Efecto mundial: manos sanadoras

Un grupo de niños en Camboya que han sufrido los efectos de varias lesiones y deformidades congénitas ahora tienen una mejor calidad de vida después de recibir tratamiento del equipo médico de Lucile Packard Children’s Hospital.

Durante 10 días en junio del 2012, el Dr. James Chang, cirujano plástico y de manos de Packard Children’s, dirigió un equipo para realizar cirugías reconstructivas en el Takeo Province Hospital en Camboya.

“Este viaje fue la primera vez que un equipo quirúrgico especializado en cirugías de mano fue a un hospital en Takeo”, comentó Cheng, quien también es profesor y jefe de cirugía plástica y reconstructiva en el Stanford Medical Center.

Un cirujano plástico del Bambino Gesu Hospital en Roma, que tiene una duradera relación con el hospital en Camboya, invitó a Chang. Durante muchos años, el Takeo Province Hospital ha trabajado estrechamente con el hospital italiano y varias instituciones internacionales para proporcionar los tan necesitados servicios médicos a los camboyanos.

Para prepararse para la llegada del equipo, empleados del hospital de Camboya viajaron a las localidades de los alrededores para determinar qué niños se beneficiarían más de la experiencia del equipo de Packard Children’s. Antes de la llegada del equipo, Chang recibió fotos y descripciones de cada caso para que pudiera prepararse mejor para las próximas cirugías.

El equipo médico de Packard Children’s, que incluía a dos cirujanos, dos anestesiólogos, un residente de cirugía sénior, una enfermera de la sala de recuperación, un terapeuta de manos, un fotógrafo y un secretario de viaje, revisaron a 50 niños y operaron a 30. Operaron principalmente a niños con problemas congénitos, lesiones graves y quemaduras. En muchos casos, los pacientes jóvenes nunca habían recibido tratamiento para sus afecciones o lesiones.

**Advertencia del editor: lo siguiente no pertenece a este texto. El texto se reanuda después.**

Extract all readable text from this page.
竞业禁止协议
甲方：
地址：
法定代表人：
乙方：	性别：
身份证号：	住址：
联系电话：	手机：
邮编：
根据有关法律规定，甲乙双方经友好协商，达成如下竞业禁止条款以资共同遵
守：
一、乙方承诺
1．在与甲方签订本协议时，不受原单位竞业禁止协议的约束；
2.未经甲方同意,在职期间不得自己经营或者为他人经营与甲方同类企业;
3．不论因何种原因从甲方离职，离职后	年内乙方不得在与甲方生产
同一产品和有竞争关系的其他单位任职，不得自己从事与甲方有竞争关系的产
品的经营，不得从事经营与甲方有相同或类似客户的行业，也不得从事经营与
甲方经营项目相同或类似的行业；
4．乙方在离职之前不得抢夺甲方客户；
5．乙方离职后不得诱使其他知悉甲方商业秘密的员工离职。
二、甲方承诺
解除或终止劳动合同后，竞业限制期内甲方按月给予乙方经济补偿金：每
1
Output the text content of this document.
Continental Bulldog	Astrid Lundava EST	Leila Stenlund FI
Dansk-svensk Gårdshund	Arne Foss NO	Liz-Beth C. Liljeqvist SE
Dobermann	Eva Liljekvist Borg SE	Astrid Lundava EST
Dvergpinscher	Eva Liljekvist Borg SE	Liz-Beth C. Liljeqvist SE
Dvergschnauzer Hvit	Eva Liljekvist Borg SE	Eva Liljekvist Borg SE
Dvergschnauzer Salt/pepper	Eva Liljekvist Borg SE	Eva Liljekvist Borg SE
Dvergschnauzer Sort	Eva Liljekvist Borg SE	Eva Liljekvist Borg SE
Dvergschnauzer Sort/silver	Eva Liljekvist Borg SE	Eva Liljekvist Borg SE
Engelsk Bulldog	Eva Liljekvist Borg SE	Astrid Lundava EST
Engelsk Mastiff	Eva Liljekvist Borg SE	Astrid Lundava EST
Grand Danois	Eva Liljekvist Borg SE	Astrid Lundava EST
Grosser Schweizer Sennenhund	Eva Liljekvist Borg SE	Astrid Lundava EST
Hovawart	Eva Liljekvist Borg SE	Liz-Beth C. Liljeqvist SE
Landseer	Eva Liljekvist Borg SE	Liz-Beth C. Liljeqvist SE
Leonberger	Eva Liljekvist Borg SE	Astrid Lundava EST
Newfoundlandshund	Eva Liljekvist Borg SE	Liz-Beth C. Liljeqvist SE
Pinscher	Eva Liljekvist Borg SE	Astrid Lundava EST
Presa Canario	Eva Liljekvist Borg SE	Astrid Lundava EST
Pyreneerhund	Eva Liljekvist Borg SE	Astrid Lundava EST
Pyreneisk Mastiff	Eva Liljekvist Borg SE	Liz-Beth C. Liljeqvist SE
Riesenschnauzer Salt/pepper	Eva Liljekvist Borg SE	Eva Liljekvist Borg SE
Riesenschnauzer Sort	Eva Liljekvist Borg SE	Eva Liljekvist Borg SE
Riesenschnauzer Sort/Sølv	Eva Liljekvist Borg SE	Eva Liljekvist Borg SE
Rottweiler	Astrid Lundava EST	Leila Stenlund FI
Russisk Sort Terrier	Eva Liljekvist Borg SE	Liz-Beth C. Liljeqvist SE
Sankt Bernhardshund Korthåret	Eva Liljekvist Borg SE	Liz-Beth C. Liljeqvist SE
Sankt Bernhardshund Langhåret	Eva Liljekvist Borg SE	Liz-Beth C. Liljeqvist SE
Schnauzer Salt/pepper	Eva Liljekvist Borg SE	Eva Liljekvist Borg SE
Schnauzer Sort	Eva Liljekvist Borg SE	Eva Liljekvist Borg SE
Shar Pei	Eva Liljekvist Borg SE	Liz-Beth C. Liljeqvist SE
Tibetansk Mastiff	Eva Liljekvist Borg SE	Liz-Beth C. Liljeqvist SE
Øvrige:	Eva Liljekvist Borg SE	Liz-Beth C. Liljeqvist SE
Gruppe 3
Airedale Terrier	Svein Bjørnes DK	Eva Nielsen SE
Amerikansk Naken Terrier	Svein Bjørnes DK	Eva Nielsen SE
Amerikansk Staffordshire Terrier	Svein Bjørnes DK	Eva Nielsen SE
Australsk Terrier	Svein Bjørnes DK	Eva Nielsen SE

“Las quemaduras son frecuentes entre niños porque se utilizan hogueras para cocinar y para calentarse”, comentó la Dra. Echo Rowe, anestesióloga pediátrica que fungió como directora del viaje. “Algunas de las lesiones por quemadura de los niños ya se han sanado, pero muchas de ellas nunca recibieron atención inmediata porque los niños viven tan lejos del hospital”.

El equipo pudo mejorar el resultado de los defectos de nacimiento y lesiones, y operar manos y extremidades gravemente quemadas. En uno de los casos, una niña de 18 años tuvo un accidente con una máquina que solo le dejó un dedo en la mano. Chang le reconstruyó la mano para prepararla para añadir un dedo del pie como dedo gordo de la mano en otra cirugía en el futuro.

Aunque el equipo médico trabajó en una parte remota del mundo, pudo dar atención de la más alta calidad a los pacientes. Llevaron equipo de ultrasonido sofisticado para anestesiar.

“Tenemos conocimiento muy específico para poner anestesia regional en niños y utilizamos la misma tecnología de vanguardia que utilizamos aquí en Packard Children’s”, comentó Rowe.

Dar atención de la más alta calidad a pacientes en todo el mundo ha sido una tradición de Packard Children’s y Stanford Hospitals y la relación con el hospital de Camboya continuará.

“Planeamos hacer de este un viaje anual en el que llevemos a doctores de Stanford y Packard Children’s a Camboya para seguir desarrollando una relación con este hospital en específico”, comentó Chang. “Ya estamos en el proceso de seleccionar un equipo que irá a Camboya el verano que viene”.